Entendons-nous bien, le bâtiment n'est pas une horreur architecturale. Tant s'en faut. Le consortium réunissant les architectes montréalais d'Aedifica et ceux de Diamond et Schmitt de Toronto, s'est acquitté honnêtement de sa tâche et a rempli avec rigueur la commande du gouvernement. Le bâtiment de béton et de verre que les architectes ont imaginé et qui n'est pas encore terminé ne manque pas d'élégance. Il manque seulement de caractère et de ce surplus d'audace qui en aurait fait un édifice unique et inoubliable, voire le fleuron d'un renouveau architectural montréalais.

En même temps, il suffit de parcourir les communiqués officiels émis depuis le début des travaux pour comprendre que l'architecture a toujours été le cadet des soucis de l'instigateur du projet: à savoir le gouvernement du Québec.
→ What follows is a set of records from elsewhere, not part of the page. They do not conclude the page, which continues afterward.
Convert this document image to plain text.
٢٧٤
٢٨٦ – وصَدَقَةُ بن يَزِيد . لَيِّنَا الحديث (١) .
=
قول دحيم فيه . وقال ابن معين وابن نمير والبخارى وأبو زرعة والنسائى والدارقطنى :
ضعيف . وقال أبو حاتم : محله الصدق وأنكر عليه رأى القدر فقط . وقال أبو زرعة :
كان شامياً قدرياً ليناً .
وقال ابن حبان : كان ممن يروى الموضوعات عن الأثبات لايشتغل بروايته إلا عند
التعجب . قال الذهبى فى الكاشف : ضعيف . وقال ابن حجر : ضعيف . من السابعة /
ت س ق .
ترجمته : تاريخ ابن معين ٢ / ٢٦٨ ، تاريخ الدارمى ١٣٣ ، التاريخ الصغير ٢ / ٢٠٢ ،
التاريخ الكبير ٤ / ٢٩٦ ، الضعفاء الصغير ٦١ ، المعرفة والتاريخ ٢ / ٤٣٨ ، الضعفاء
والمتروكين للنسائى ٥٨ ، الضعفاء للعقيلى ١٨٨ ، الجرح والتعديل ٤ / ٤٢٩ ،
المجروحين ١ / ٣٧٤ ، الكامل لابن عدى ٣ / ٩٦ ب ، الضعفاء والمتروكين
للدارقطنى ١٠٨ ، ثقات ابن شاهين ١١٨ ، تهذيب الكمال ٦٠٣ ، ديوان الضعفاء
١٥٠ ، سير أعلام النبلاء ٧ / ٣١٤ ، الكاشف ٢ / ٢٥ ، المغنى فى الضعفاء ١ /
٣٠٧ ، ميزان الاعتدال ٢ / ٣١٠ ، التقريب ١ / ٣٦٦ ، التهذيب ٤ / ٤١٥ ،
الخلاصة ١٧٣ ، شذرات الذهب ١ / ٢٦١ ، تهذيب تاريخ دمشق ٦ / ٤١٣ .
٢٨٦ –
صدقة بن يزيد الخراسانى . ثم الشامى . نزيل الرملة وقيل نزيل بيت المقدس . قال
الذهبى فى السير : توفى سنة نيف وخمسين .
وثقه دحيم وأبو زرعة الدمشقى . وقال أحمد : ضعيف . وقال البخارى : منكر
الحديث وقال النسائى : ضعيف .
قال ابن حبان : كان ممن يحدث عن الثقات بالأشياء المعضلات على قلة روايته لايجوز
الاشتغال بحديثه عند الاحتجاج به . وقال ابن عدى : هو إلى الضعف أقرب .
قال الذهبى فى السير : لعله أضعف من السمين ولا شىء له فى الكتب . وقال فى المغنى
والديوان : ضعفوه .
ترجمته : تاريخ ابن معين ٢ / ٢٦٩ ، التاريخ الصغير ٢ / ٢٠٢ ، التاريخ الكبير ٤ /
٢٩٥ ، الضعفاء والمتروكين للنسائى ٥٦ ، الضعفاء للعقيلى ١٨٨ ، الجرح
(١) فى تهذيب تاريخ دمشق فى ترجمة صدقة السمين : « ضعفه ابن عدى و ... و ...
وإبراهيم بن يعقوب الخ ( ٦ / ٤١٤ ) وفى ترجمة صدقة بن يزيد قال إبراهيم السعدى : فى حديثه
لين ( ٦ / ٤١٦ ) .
Dès la première pelletée de terre, le premier ministre Charest a rêvé à voix haute d'une salle qui deviendrait une référence dans le monde entier non pas à cause de son architecture, mais grâce à son acoustique. Tout au long de la construction, ses porte-parole n'ont cessé de célébrer l'avènement d'un écrin acoustique doublé d'une merveille technologique qui ravirait les mélomanes et vers lequel convergeraient les plus grands orchestres du monde. L'architecture dans tout cela? Reléguée au dernier plan comme un détail, nécessaire puisqu'il faut bien une enveloppe pour contenir cette superbe technologie et ses magnifiques murs lambrissés de bois, mais un détail essentiellement superflu.

L'important, déclare Monique Jérôme-Forget au micro de Frank Desoer, c'est que l'acoustique soit bonne, la salle conviviale et accessible par métro. L'ex-ministre a entièrement raison, à la nuance qu'une salle de concert peut à la fois être accessible, fonctionnelle, avoir une acoustique extraordinaire ET se distinguer au plan architectural. L'un n'interdit pas l'autre. Sauf dans des sociétés où l'architecture est une laissée-pour-compte qui n'a d'autre fonction que d'être... fonctionnelle. C'est le cas au Québec, où l'utilité et la fonction priment toujours sur la forme et où la sensibilité à l'architecture est rarement valorisée, quand elle n'est pas carrément considérée comme suspecte.

Certains plaideront qu'à l'heure où les urgences débordent, où les ponts s'effritent et où les paralumes nous tombent sur la tête, le Québec n'a pas les moyens de se payer le luxe de l'architecture, surtout pas pour une salle de concert. Dans ce cas-là, il faudra déménager à Reykjavik en Islande, une ville qui a failli fermer pour cause de faillite et qui malgré sa minuscule population de 120 000 habitants vient d'inaugurer une magnifique salle de concert de 150 millions, imaginée par l'artiste Olafur Eliasson et dont la signature est absolument spectaculaire.

Personnellement, je préfère vivre à Montréal qu'à Reykjavik. N'empêche. Ce n'est pas tous les jours qu'une nouvelle salle de concert naît chez nous. Celle-ci a mis plus de 20 ans à devenir une réalité. C'est formidable qu'elle existe enfin. C'est juste dommage que son architecture ne soit pas à la hauteur de son acoustique d'exception.